Tom took a long sip of beer and lit one of his cigarettes. I
almost instinctively asked him if I could have one, but I decided to stay given
up for a little while longer. At least until I’d heard what he had to say.

“I am not, and have not, slept with Sally since you got
together with her. I had a couple of dates with her back at Uni, as you well
know, then she hooked up with you. These days,” he said, then shook his head
and snorted, “these days Sally wouldn’t touch me with bucket of cold water if I
was on fire, so no, unless girls can get it from car seats, I’m pretty
confident Sally’s baby isn’t mine.”

“What did go on with you and Sally back at Uni?” I finally
asked, catching him unawares. “Come on, it was a long time ago. What’s it
matter now? So what was it?”

“Has Sally never said anything about it to you then?”

“No, nothing.”

“Really?”

“Yeah, really.”

“Nothing at all?”

“Tom, she never said anything.”

Tom paused to reflect through several deep drags then
flicked his ash in the ashtray balanced on the arm of his wheel chair.

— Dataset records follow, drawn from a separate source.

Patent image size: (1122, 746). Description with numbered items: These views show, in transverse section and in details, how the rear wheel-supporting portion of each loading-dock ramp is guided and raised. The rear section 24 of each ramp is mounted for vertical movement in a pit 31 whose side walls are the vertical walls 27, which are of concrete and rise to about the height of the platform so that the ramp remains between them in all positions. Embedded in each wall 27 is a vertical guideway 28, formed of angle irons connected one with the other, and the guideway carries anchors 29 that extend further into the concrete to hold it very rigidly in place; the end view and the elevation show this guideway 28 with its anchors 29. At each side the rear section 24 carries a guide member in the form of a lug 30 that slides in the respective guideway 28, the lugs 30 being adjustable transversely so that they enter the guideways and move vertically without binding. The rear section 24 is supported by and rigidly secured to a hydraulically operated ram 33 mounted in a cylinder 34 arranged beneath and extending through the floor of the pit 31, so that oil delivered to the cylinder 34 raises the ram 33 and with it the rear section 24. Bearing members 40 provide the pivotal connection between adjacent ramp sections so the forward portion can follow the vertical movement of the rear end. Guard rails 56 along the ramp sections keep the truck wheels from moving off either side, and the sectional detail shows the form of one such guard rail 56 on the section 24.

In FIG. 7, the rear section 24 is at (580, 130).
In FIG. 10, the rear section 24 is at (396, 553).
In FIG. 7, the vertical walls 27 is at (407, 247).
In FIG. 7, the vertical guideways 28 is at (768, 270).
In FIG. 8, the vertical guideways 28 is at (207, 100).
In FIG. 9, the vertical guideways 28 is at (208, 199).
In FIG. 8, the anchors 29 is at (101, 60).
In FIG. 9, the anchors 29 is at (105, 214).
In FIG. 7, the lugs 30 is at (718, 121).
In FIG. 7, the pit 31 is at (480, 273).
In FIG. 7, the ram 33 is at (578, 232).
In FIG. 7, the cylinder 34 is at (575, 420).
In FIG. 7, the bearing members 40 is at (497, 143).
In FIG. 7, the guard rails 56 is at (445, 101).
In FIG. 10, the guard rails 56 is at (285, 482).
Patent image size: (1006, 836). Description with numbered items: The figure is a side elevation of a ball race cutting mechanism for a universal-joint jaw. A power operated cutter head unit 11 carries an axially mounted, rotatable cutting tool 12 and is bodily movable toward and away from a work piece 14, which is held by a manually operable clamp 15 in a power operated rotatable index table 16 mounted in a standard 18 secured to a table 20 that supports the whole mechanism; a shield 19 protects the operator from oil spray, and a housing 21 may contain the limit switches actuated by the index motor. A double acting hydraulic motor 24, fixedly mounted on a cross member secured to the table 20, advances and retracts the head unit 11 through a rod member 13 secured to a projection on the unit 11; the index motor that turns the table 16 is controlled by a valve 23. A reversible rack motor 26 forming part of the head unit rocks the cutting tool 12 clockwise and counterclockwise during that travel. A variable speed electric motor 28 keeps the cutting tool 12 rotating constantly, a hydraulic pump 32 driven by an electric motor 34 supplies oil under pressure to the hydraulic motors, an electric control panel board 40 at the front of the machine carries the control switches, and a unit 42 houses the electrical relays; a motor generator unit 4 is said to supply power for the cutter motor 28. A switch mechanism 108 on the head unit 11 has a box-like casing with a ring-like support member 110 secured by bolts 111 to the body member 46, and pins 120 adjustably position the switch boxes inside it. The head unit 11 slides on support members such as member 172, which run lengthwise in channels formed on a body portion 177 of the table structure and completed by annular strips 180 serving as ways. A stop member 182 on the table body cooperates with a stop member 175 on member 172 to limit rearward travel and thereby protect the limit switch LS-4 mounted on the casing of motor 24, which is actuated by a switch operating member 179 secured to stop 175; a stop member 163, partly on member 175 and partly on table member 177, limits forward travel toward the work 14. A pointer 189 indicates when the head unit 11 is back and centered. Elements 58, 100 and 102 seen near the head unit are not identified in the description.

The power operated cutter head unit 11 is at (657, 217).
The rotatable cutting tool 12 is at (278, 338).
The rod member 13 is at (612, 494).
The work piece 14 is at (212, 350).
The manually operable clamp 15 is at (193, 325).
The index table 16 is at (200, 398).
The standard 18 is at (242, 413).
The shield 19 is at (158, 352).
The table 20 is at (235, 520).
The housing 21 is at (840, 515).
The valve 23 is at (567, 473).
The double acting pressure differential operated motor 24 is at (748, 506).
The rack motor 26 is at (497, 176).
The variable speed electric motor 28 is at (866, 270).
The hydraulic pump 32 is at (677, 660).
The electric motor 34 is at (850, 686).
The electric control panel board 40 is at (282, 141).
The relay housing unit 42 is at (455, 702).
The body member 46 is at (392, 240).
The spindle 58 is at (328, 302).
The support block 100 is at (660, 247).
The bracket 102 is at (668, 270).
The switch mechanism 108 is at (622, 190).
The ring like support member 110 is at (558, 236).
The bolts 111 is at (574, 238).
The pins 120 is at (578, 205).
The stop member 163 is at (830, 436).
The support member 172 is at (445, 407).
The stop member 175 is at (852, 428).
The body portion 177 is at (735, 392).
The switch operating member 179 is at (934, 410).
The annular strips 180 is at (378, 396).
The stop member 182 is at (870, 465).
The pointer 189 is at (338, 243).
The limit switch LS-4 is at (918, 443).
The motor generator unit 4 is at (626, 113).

“Well I ain’t going to say nothing either then,” he informed
me. “Nothing happened anyway. I don’t know what you’re on about,” he added
suspiciously.

“What did you do? Did you… you know?”

“What?” he asked.

“You know?”

“No, what?”

“Look just tell us you bastard!”

Tom stared at me and shook his head.

“If you really want to know, but you’re not going to like
it,” he admitted, angling his eyebrows. He waited the longest possible time
before he continued. “We had a foursome,” he shrugged, stunning me to my core.

“You mean, like, with another couple?”

“Yeah; Sally, me and another couple of geezers,” he nodded.
“It was just one of those things, we’d got really drunk and Sally had taken an
e
and it was her idea. She said she
wanted to be shagged by three blokes at the same time so she asked the guys
next door if they wanted to join in. To be honest, I didn’t really enjoy it, I
just went along because of her but she wouldn’t take no for an answer.”

This was considerably worse than I’d been expecting. I
thought it might’ve been something Tom had done, or failed to do, but Sally and
three guys? It was all too much, way too much, but try as I might, there was no
putting the cork back in the bottle now.